O contexto de Wolf para a elaboração de uma posição desse tipo é também
oportuno: a antropologia estadunidense, que se desenvolveu principalmente através de
uam crítica a uma concepção holística de pensamento e em prol de teorias culturalistas
da vida social, sopesou, historicamente, a importância de compreensão de realidades
locais e situadas, cujo interesse maior foi o de averiguar traços distintivos e culturais dos
mais variados povos. Por isso a recepção de Europa e os povos sem história foi menos
ressoante nos Estados Unidos da América do que em outros lugares. Mas frente a
qualidades imanentes, era inevitável que a obra de Wolf recebesse, mais cedo ou mais
tarde, seu devido reconhecimento.

[intermezzo: uma das discussões mais importantes da antropologia contemporânea é


aquela que critica ou defende o conceito de “sociedade” enquanto algo (in)válido para
pensar antropologicamente. Autores como Viveiros de Castro e Strathern reconhecem,
nessa Eric Wolf, um dos percursores a lidar com essa temática]
Mas Eric Wolf não se interessou apenas em como essas dinâmicas sociais são
interligadas, mas também, em como podemos compreendê-las. Por isso coube a ele o
exercício de pensar como se desenvolveu as Ciências Sociais num contexto de expansão
do capitalismo. É importante mencionar que, ao mesmo tempo em que o trabalho nas
fábricas passava por uma divisão social, o modo de apreensão da realidade também
sofreu suas repartições.
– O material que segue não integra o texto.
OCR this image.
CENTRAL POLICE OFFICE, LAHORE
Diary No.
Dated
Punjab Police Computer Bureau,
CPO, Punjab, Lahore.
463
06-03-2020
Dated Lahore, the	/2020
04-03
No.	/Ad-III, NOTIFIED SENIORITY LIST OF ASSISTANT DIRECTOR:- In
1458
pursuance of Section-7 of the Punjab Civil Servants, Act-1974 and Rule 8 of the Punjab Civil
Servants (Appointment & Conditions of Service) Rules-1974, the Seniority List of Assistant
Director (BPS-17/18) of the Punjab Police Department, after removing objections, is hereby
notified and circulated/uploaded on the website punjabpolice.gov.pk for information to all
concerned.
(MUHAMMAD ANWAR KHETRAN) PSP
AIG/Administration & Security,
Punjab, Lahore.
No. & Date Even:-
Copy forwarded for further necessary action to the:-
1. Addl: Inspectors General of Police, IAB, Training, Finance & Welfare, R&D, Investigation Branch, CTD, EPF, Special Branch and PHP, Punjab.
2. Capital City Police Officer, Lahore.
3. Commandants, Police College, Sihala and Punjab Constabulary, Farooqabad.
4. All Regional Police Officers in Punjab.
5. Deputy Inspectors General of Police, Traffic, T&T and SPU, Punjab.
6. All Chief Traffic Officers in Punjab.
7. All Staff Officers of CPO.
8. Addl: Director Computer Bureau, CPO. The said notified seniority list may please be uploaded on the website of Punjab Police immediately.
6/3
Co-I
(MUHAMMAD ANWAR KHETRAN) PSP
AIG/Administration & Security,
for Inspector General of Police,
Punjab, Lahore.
As Ciências Sociais emergem de uma crítica a uma concepção
holística de conhecimento, a Economia Política Clássica, que, a despeito das eventuais
críticas que podemos empreender a esse campo, é saudável ressaltar que, ao menos,
pensava-se os fenômenos sociais de modo abrangente. O irromper da modernidade, e
com ela as ciências sociais, fez parecer que cada complexo social era pertencente a um
campo distinto: que a ciência política lidava com o estado e as relações de poder, a
sociologia com as sociedades ocidentais, a antropologia com as sociedades outras, a
arqueologia com a cultura material, a minerologia com os minérios e a aquacultura com a
vida submersa. No entanto, não olhamos para determinado fenômeno social e pensamos:
“aqui está a antropologia e aqui está a arqueologia”. A sociabilidade vivida é
essencialmente múltipla, e, portanto, é fundamental compreendermos os fenômenos sob
o viés da totalidade - algo que certamente Wolf deve à tradição marxista.
Como a disciplina da qual essa resenha é motivadora, o livro de Eric Wolf
também não se abstêm de dar nomes àquilo que, para muitos deve ser inominável. Ele
não tem puder algum em falar de “capitalismo”, afinal, é exatamente um modo de
produzir, distribuir e circular mercadorias que define nosso atual tempo histórico. Na
Antropologia é comum a utilização de sinônimos para falar (ou não falar) de capitalismo,
e a opção de Wolf em se contrapor a tal tendência é, por si só, algo a se relevar. Por isso, ela
finda sua introdução dizendo que é também atribuição de sua obra “delinear os processos
gerais que atuam no desenvolvimento mercantil e capitalista e, ao mesmo tempo,
acompanhar seus efeitos sobre as micropopulações estudadas pelos etno-historiadores e
antropólogos” (p. 48). Esse foco no “o que pesquisar” e “como pesquisar”, como espécies
indissociáveis, revela-se o fio condutor da obra de Eric Wolf.